Monday, 10 December 2012

I continue to feel a bit better day-by-day.
So I am leaving for home tomorrow unless anything goes wrong. And after the last attempt to use hospital transport - I am getting a taxi in the morning. I can then sit around all day and have my toys around me.
I think I will manage OK or I would not try - and have had enough of hospital - so am motivated.

Sunday, 9 December 2012

Some improvements again, although I felt a bit zapped out yesterday morning - breakfast was late!
I am not dozing as much and slept better at night I also can read the paper on the iPad for longer. Apparently recovery has good and bad days.

Friday, 7 December 2012

Some slight improvement today - not much to show for it 'tho. I am going to stay here into next week but hope life will feel easier if I am less zapped out by the effects of the fluid.

Thursday, 6 December 2012

Now - many hours of lead. It takes time for the effect of the fluid to wear off and so I have not felt any better but less uncomfortable than before. I have been told by the consultant to do as I want and to liaise with one of the staff about what I want to do when I leave hospital. To that end - one nice conversation and a couple of hard ones for which I do not have the energy.

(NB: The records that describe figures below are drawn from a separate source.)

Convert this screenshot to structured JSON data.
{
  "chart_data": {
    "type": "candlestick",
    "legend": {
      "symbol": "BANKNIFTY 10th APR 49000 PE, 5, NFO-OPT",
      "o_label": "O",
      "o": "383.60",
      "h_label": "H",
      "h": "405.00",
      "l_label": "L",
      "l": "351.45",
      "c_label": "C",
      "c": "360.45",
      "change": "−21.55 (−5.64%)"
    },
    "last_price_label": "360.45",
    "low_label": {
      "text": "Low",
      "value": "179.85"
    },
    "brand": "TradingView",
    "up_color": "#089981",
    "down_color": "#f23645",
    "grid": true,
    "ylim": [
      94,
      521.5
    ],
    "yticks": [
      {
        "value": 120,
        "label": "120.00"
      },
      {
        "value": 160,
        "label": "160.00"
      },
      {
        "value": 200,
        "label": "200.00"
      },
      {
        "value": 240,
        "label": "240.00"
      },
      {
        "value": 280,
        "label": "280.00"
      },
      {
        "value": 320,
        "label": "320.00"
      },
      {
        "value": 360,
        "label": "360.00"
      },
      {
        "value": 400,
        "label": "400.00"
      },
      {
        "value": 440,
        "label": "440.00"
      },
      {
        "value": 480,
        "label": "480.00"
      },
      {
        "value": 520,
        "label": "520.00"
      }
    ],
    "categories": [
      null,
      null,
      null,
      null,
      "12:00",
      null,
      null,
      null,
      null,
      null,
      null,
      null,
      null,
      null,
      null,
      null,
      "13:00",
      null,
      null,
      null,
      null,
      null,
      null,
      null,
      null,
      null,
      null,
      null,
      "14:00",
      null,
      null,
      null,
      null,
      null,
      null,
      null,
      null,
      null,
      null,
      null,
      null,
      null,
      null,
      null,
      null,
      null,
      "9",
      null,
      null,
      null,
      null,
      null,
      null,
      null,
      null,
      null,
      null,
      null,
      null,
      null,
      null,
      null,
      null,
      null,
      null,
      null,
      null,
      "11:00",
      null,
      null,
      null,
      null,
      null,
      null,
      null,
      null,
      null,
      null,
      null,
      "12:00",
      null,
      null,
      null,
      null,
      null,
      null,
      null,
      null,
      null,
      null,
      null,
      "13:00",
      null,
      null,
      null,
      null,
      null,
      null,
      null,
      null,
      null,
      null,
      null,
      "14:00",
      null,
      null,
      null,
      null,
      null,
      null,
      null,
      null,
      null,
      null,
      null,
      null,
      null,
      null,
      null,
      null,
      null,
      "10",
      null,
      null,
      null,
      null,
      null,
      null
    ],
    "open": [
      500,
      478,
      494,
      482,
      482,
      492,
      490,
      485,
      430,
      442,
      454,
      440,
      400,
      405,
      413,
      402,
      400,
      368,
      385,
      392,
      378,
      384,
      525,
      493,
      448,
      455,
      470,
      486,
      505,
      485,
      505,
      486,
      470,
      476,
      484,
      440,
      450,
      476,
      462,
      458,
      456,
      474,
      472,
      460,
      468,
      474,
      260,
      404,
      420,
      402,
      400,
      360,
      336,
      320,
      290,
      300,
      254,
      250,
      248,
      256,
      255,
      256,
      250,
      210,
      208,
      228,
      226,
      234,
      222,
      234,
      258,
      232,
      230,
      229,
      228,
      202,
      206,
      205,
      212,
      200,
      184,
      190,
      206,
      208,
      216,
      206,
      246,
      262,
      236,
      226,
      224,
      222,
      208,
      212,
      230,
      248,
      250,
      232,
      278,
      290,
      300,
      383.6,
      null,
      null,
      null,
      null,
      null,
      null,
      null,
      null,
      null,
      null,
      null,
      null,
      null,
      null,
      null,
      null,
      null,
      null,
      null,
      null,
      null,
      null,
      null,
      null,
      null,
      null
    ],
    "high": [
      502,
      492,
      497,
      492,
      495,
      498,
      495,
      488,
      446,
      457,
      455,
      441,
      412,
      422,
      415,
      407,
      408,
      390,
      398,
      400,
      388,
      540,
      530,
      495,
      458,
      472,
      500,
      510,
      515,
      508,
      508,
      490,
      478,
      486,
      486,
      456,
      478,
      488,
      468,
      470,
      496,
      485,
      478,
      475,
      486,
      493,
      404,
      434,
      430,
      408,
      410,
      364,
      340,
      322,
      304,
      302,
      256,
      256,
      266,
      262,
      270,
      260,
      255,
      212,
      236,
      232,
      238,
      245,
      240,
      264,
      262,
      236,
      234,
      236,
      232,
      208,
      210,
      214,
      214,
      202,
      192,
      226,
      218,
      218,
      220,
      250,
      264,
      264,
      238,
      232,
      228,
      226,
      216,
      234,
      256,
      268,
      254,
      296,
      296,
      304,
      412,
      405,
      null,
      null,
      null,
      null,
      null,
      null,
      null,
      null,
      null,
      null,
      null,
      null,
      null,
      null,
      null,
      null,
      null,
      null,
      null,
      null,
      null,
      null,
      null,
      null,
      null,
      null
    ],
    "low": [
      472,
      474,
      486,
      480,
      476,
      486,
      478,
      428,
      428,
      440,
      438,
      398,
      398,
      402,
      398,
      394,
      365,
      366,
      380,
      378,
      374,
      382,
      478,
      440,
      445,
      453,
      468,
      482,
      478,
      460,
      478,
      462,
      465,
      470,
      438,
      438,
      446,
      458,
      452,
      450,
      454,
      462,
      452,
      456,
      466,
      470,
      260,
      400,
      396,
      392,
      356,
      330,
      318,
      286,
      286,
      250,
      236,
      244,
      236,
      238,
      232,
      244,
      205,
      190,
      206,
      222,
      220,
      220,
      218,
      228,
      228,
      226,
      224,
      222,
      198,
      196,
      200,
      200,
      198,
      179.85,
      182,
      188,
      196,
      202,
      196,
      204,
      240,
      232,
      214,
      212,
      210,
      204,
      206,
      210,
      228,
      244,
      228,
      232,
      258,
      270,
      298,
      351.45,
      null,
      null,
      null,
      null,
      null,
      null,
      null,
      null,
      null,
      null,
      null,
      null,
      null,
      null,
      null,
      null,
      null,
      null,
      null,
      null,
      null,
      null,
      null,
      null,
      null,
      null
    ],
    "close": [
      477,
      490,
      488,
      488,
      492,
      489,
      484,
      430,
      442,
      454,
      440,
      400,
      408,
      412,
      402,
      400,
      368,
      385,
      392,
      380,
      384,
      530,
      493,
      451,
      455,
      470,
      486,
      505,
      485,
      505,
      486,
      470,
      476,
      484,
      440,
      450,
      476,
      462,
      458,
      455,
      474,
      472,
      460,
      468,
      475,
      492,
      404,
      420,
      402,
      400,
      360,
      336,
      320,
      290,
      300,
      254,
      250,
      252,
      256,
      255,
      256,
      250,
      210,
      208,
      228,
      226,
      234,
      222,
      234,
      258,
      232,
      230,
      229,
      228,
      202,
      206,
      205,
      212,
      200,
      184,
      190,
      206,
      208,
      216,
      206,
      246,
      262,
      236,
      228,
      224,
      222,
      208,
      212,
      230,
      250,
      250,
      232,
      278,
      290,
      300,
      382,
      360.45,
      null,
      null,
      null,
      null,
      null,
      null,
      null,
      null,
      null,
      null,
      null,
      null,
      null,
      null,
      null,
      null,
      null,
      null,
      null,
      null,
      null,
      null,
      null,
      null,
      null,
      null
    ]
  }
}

I am lying around dozing- not able to read for longer that 15 mins. So you will know why I have not replied to your supportive comments and emails - but know that I appreciate them. Xx

Tuesday, 4 December 2012

Yesterday they put a drain in my abdomen - nasty stuff - it yielded about 8 litres - no wonder it was distended and horrible.
Today I lounged about thinking I should feel better for the removal of the fluid - but  did not. Some improvement when the tube was removed however; it takes some days to settle down apparently.
Sorry for boring post!

Sunday, 2 December 2012

Thanks you all once again for your emails and good thoughts over the ether - I continue to appreciate them more than I can say. I don't think I will reply individually unless I get a lot better.

I am in Ipswich hospital - they had a bed yesterday and I got in OK with Aidan driving. I am more ill than I remember feeling - the hour of lead indeed. I don't have much energy to write but will try to keep in touch through the wonders of modern networks.